Typically, upon activation and release of inhibition by Ptc, Smo will relocate to the primary cilia and Ptc will diffuse out of the ciliary membrane. Upon inactivation, Smo no longer becomes concentrated in the ciliary membrane, This hypothesis is supported by methods which can increase or deplete the accessible cholesterol pool, with a subsequent increase or decrease in Hh signaling. This accessible cholesterol pool has been shown to be distinct from the general plasma membrane cholesterol pool in being available for protein interaction and cell uptake. The ciliary membrane has also been shown to contain lower levels of accessible cholesterol due to sequestering of cholesterol by sphingomyelin. In addition to cholesterol’s role as a Hh pathway agonist, it has been shown that cholesterol levels within the ciliary membrane rapidly increase upon treatment with Shh only in the presence of Ptc, further suggesting Ptc regulation of accessible cholesterol as the mechanism behind Smo activation/inhibition. Additionally, Molecular Dynamics simulations suggest that vismodegib inhibits Smo through a conformational change that prevents cholesterol from binding. This suggests the hypothesis that Ptc functions by preventing Smo access to cholesterol, and upon Ptc inhibition by Shh, Smo gains access to cholesterol and is subsequently activated, transmitting the Hh signal.

Role in disease

SMO can function as an oncogene. Activating SMO mutations can lead to unregulated activation of the hedgehog pathway and serve as driving mutations for cancers such as medulloblastoma, basal-cell carcinoma, pancreatic cancer, and prostate cancer. As such, SMO is an attractive cancer drug target, along with the many hedgehog pathway agonists and antagonists that are known to directly target SMO.

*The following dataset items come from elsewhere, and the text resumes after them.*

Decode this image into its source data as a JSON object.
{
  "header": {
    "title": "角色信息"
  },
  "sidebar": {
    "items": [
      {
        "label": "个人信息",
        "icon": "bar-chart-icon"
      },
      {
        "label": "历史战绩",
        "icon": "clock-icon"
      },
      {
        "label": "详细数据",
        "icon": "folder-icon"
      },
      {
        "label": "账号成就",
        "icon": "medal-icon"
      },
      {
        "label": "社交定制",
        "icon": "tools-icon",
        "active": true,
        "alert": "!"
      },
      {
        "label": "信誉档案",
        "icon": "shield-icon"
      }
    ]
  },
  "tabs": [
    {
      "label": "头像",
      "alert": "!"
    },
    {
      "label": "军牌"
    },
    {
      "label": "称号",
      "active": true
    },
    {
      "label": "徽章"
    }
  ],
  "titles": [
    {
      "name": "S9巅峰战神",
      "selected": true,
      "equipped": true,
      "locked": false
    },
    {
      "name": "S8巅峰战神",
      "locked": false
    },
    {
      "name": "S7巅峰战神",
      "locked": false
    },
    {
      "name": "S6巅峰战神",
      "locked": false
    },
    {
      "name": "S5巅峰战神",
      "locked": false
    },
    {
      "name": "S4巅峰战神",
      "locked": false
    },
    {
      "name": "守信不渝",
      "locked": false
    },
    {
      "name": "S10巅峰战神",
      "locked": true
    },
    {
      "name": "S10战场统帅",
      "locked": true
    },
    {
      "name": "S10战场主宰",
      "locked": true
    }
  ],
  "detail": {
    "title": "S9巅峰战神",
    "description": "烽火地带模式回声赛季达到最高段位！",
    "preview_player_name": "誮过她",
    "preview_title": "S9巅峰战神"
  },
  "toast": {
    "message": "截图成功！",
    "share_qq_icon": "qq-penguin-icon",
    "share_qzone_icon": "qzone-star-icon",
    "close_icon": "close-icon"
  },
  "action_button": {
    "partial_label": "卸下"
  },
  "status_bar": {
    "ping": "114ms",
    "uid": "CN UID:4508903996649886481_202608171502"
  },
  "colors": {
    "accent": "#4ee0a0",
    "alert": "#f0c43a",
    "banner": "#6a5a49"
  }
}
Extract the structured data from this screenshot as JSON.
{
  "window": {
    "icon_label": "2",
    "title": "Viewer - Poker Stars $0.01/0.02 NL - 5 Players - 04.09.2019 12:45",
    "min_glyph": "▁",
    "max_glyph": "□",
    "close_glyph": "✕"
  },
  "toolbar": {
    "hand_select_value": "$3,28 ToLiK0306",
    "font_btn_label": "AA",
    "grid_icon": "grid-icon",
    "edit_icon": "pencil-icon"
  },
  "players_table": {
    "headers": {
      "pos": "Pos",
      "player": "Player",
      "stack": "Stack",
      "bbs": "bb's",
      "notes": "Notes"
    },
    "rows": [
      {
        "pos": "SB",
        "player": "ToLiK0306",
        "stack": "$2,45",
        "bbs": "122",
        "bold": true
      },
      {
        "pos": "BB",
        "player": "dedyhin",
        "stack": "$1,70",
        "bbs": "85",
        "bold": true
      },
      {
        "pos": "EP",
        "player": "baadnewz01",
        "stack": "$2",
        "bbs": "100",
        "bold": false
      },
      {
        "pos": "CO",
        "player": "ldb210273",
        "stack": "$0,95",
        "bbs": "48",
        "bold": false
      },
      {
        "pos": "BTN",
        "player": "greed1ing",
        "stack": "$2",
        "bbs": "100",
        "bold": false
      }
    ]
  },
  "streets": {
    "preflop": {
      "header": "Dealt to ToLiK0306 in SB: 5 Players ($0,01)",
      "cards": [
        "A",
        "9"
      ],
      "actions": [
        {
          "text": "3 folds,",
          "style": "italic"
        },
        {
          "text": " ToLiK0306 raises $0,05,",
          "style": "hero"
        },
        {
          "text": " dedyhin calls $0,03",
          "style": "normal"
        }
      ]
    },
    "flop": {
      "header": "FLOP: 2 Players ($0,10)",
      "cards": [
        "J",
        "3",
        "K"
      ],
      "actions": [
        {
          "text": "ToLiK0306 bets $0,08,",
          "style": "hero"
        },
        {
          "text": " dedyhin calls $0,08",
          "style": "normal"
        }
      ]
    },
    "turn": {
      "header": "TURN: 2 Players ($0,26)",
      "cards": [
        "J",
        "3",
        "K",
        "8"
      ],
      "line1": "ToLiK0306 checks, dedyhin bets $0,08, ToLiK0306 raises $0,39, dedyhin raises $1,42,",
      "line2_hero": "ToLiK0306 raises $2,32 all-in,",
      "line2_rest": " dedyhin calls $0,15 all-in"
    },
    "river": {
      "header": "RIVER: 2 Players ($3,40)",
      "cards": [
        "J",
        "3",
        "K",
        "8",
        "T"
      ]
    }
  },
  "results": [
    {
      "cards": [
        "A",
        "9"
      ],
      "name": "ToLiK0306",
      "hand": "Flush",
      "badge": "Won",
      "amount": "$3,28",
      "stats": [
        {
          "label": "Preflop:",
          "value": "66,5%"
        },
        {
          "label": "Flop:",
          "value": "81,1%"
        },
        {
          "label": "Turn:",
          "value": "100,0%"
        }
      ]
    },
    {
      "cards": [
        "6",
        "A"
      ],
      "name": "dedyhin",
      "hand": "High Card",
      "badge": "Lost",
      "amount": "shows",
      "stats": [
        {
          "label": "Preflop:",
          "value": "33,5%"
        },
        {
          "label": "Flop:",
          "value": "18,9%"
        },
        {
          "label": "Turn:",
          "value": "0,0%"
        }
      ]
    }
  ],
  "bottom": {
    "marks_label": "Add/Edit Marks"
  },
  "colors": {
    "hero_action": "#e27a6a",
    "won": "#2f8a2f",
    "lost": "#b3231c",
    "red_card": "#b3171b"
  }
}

Cholesterol is known to be crucial in regulating the overall hedgehog pathway, and congenital mutations in cholesterol synthesis pathways can inactivate SMO specifically, leading to developmental disorders. For example, oxysterol 20-OHC is known to activate vertebrate SMO by binding the cysteine rich domain near its extracellular amino-terminal region. In the context of cancer, 20-OHC is the target of a proposed anti-cancer oxysterol binding inhibitor.